My Mum (who needless to say ROCKS!) sat down to quiet congratulations from fellow travellers, who had often been intimidated by the harpies but were to shy to do anything (or even back up my mom, lightweights). She did get a different bus home for a while to avoid repercussions, but IMHO she dealt with the situation perfectly.
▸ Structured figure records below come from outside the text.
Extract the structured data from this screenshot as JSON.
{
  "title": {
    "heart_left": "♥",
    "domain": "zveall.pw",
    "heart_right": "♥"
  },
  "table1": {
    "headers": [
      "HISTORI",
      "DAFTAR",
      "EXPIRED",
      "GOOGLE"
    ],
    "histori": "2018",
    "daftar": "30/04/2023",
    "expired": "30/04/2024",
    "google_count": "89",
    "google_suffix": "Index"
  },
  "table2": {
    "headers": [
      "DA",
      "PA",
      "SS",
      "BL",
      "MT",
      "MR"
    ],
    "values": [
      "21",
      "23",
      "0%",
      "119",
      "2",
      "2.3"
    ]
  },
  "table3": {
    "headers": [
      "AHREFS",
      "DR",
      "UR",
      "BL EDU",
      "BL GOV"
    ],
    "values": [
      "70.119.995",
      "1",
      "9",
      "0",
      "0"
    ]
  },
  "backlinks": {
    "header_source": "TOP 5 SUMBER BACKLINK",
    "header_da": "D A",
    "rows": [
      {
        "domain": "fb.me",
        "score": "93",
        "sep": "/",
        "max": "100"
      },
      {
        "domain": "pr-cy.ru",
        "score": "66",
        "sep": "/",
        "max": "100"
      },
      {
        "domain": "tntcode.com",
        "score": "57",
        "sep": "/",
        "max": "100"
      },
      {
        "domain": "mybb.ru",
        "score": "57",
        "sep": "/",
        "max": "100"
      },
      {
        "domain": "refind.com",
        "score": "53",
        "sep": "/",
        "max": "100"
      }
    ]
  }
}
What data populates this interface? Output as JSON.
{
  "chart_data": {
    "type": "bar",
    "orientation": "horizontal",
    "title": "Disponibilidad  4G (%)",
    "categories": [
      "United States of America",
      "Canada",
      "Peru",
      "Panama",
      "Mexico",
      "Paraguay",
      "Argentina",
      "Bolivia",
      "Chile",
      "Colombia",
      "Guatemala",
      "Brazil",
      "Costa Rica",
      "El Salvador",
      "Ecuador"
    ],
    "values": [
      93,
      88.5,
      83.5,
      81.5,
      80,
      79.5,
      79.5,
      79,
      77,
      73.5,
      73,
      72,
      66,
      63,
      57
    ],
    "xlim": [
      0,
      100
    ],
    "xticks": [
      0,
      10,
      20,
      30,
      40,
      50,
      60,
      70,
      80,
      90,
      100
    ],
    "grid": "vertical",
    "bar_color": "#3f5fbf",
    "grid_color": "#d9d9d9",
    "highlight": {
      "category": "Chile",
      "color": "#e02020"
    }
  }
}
Was she wrong to discipline someone elses child? To escalate her complaint to bucket-of-cold-water level 5?
 
 
Quantum
17:01 / 20.12.05
Sorry, spun for the wrong thread. My point was there are hate-inducing children, just like adults, and there seem to be more now than ever, a whole generation of spoilt brats outnumbering their delightful contemporaries. When they're adults they'll be rude irritating adults, I'm sure.
 
 
Spaniel
17:10 / 20.12.05
Your Mum does indeed rock.
 
 
Shrug
17:10 / 20.12.05
That story, although completely different in most aspects, reminds me of something I find unforgiveable in adults: when children wait patiently(or not) in a shop queue but are patently ignored until all the adult customers have left or when they're crushed or nearly knocked over in the rush to get on to buses or trams. I think it's a pretty awful thing to ignore a child so completely to a status of non-existence even if you find them disagreeable.